On Tue, 17 Apr 2007 11:07:59 +0200
Marc Weustink <[EMAIL PROTECTED]> wrote:
> Mattias Gaertner wrote:
> > On Tue, 17 Apr 2007 10:24:36 +0200
> > Marc Weustink <[EMAIL PROTECTED]> wrote:
> >
> >> Mattias Gaertner wrote:
> >>> On Mon, 16 Apr 2007 22:46:49 +0200
> >>> Marc Weustink <[EMAIL PROTECTED]> wrote:
> >>>
> >>>> Mattias Gaertner wrote:
> >>>>> On Mon, 16 Apr 2007 11:20:55 +0200
> >>>>> Marc Weustink <[EMAIL PROTECTED]> wrote:
> >>>>>
> >>>>>> Continuing my TRawImageQuestion.
> >>>>>>
> >>>>>> While implementing cursors and imagelists, Paul and I start to
> >>>>>> get confused. It appears that Mask and Alpha are treated as
> >>>>>> equal while in fact they are each others inverse. (An 1 in a
> >>>>>> mask means that this part of the image is masked, not drawn,
> >>>>>> where for alpha a 1 means opaque, fully drawn)
> >>>>>>
> >>>>>> A RawImageDesription describes the RGB and Alpha parts of an
> >>>>>> image. It has also a flag that the Alpha is separate. This got
> >>>>>> introduced since traditional windows has only an image and a
> >>>>>> (1bpp) mask. When reading such image, the mask gets converted
> >>>>>> into a 1bit separate alpha.
> >>>>>>
> >>>>>> With CreateBitmapFromRawImage the fun starts. It creates a
> >>>>>> bitmap and mask handle form the rawimage. The maskhandle is
> >>>>>> created from the (separate) alpha and is in fact returning an
> >>>>>> alpha handle and not a maskhandle. On win32 this is nonsense
> >>>>>> since alpha is never separated. So I think a Maskhandle should
> >>>>>> return what it means: a handle to a Mask (and only in the case
> >>>>>> when the description had the AlphaSeparate flag).
> >>>>>>
> >>>>>> Comments ?
> >>>>> Maybe we need an enum, how to interpret the alpha value?
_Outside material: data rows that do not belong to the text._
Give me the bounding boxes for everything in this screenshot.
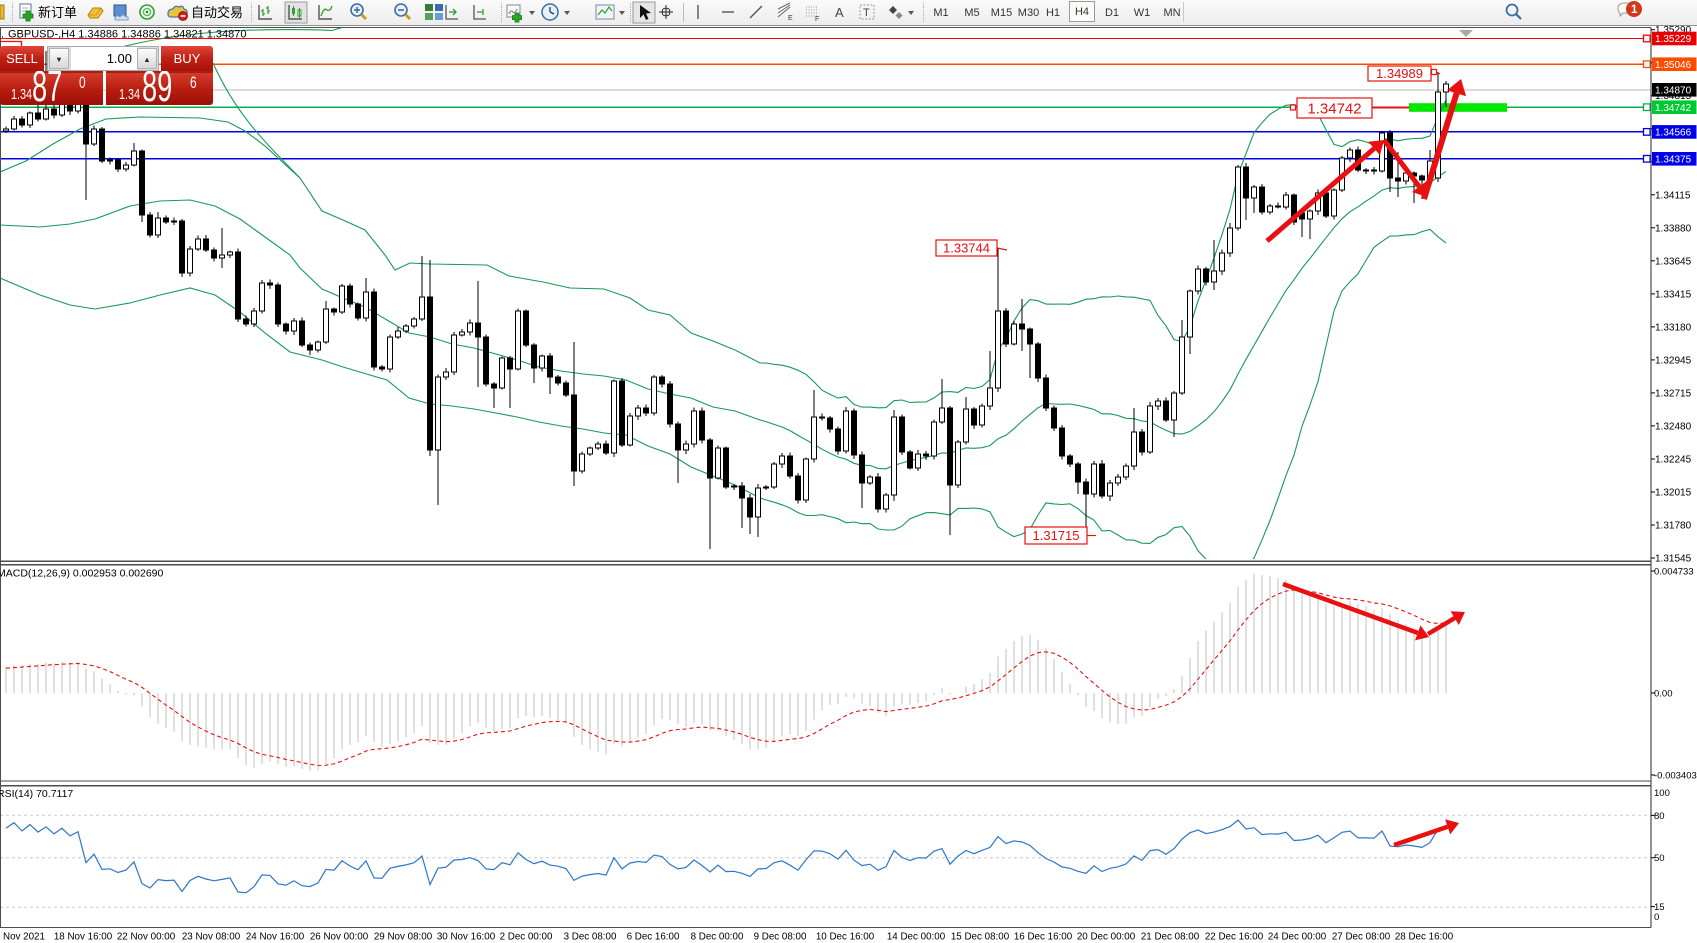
svg-text:1.31545: 1.31545 [1655, 554, 1692, 565]
svg-text:27 Dec 08:00: 27 Dec 08:00 [1332, 932, 1391, 943]
svg-text:1.35046: 1.35046 [1655, 60, 1692, 71]
svg-text:26 Nov 00:00: 26 Nov 00:00 [310, 932, 369, 943]
svg-text:MACD(12,26,9) 0.002953 0.00269: MACD(12,26,9) 0.002953 0.002690 [0, 568, 164, 580]
svg-text:1.32480: 1.32480 [1655, 421, 1692, 432]
svg-text:1.34870: 1.34870 [1655, 86, 1692, 97]
svg-text:自动交易: 自动交易 [191, 5, 243, 20]
svg-text:29 Nov 08:00: 29 Nov 08:00 [374, 932, 433, 943]
svg-text:20 Dec 00:00: 20 Dec 00:00 [1077, 932, 1136, 943]
svg-text:1.34742: 1.34742 [1655, 103, 1692, 114]
svg-text:6 Dec 16:00: 6 Dec 16:00 [627, 932, 680, 943]
svg-text:1.33180: 1.33180 [1655, 322, 1692, 333]
svg-text:15: 15 [1654, 902, 1665, 913]
svg-text:0.00: 0.00 [1654, 689, 1673, 700]
svg-text:22 Nov 00:00: 22 Nov 00:00 [117, 932, 176, 943]
svg-text:RSI(14) 70.7117: RSI(14) 70.7117 [0, 788, 73, 800]
svg-text:30 Nov 16:00: 30 Nov 16:00 [437, 932, 496, 943]
svg-text:15 Dec 08:00: 15 Dec 08:00 [951, 932, 1010, 943]
svg-text:3 Dec 08:00: 3 Dec 08:00 [564, 932, 617, 943]
svg-text:21 Dec 08:00: 21 Dec 08:00 [1141, 932, 1200, 943]
svg-text:14 Dec 00:00: 14 Dec 00:00 [887, 932, 946, 943]
svg-text:-0.003403: -0.003403 [1654, 771, 1697, 782]
svg-text:80: 80 [1654, 811, 1665, 822]
svg-text:1.32945: 1.32945 [1655, 355, 1692, 366]
svg-text:GBPUSD-,H4 1.34886 1.34886 1.: GBPUSD-,H4 1.34886 1.34886 1.34821 1.348… [8, 29, 247, 41]
svg-text:A: A [835, 5, 844, 20]
svg-text:1.32245: 1.32245 [1655, 455, 1692, 466]
svg-text:0: 0 [1654, 912, 1659, 923]
svg-text:1.33744: 1.33744 [943, 241, 990, 256]
svg-text:1.34815: 1.34815 [1655, 91, 1692, 102]
svg-text:8 Dec 00:00: 8 Dec 00:00 [691, 932, 744, 943]
svg-text:10 Dec 16:00: 10 Dec 16:00 [816, 932, 875, 943]
svg-text:9 Dec 08:00: 9 Dec 08:00 [754, 932, 807, 943]
svg-text:24 Nov 16:00: 24 Nov 16:00 [246, 932, 305, 943]
svg-text:2 Dec 00:00: 2 Dec 00:00 [500, 932, 553, 943]
svg-text:Nov 2021: Nov 2021 [3, 932, 45, 943]
svg-text:1.33415: 1.33415 [1655, 289, 1692, 300]
svg-text:22 Dec 16:00: 22 Dec 16:00 [1205, 932, 1264, 943]
svg-text:T: T [863, 7, 870, 19]
svg-text:100: 100 [1654, 788, 1670, 799]
svg-text:1.31780: 1.31780 [1655, 521, 1692, 532]
svg-text:18 Nov 16:00: 18 Nov 16:00 [54, 932, 113, 943]
svg-text:1.33645: 1.33645 [1655, 256, 1692, 267]
svg-text:1: 1 [1631, 4, 1638, 16]
svg-text:1.34375: 1.34375 [1655, 155, 1692, 166]
svg-text:23 Nov 08:00: 23 Nov 08:00 [182, 932, 241, 943]
svg-text:1.34115: 1.34115 [1655, 190, 1691, 201]
svg-text:1.35229: 1.35229 [1655, 34, 1692, 45]
svg-text:.: . [1, 29, 4, 41]
svg-text:新订单: 新订单 [38, 5, 77, 20]
svg-text:0.004733: 0.004733 [1654, 567, 1694, 578]
svg-text:E: E [788, 15, 793, 22]
svg-text:28 Dec 16:00: 28 Dec 16:00 [1395, 932, 1454, 943]
svg-text:1.33880: 1.33880 [1655, 223, 1692, 234]
svg-text:F: F [815, 16, 819, 23]
svg-text:1.35290: 1.35290 [1655, 25, 1692, 36]
svg-text:1.34566: 1.34566 [1655, 128, 1692, 139]
svg-text:1.32715: 1.32715 [1655, 388, 1692, 399]
svg-text:16 Dec 16:00: 16 Dec 16:00 [1014, 932, 1073, 943]
svg-text:1.34742: 1.34742 [1307, 100, 1361, 117]
svg-text:50: 50 [1654, 853, 1665, 864]
svg-text:1.31715: 1.31715 [1033, 528, 1080, 543]
svg-text:24 Dec 00:00: 24 Dec 00:00 [1268, 932, 1327, 943]
svg-text:1.34989: 1.34989 [1376, 66, 1423, 81]
svg-text:1.32015: 1.32015 [1655, 488, 1692, 499]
> >>>> I was think on that also, but somehow didn't sound right. I don't
> >>>> know exactly for all widgets, but as far as I can tell the
> >>>> separate alpha is only used for win32 1bit masks.
> >>>> If this is the case, then ignore my other mail since
> >>>> TRawImage.MaskData is indeed MaskData. But then the
> >>>> AlphaSeparate, AlphaBitsPerPixel, AlphaLineEnd, AlphaBitOrder
> >>>> and AlphaByteOrder are not really Alpha, but Mask ->
> >>>> MaskSeparate (or HasMask), MaskBitsPerPixel, MaskLineEnd,
> >>>> MaskBitOrder and MaskByteOrder
> >>> True.
> >>> What do we take instead of the enum?
> >>> define: if Mask is separate, then it is opacity, otherwise
> >>> transparency?
> >> Something like that. But IMO there is no such thing as
> >> MaskIsSeparate since there won't be an included mask. HasMask is a
> >> better name I think.
> >
> > ok. Will you change it?
>
> Yes.
>
> >> And if we add MaskPrec and MaskShift: cardinal; then the Alpha
> >> definition is complete independent of a Mask definition
> >
> > Ehm, but they are not independent, are they? You can not have both!?
>
> It is a bit useless, but technically there is imo no limitation.
> And for naming it becomes clear what is meant. Mask for Mask and
> Alpha for alpha. Thinking of it, when having a MaskPrec=0 it means
> the same as HasMask=False
True.
> >> BTW, why are the xxxPrec and xxxShift defined as Cardinal and not
> >> byte ?
> >
> > Why should they?
>
> Since I think a 1000000 bit precision and a 123456789 shift won't be
> needed.
You will only save the memory by using packed or an array. With packed
we will loose speed and with an array loose readability.
> I was even considering in making them an enum, so some
> lookups could be made easier and some range checking can be avoided
I don't see, how you can avoid range checking?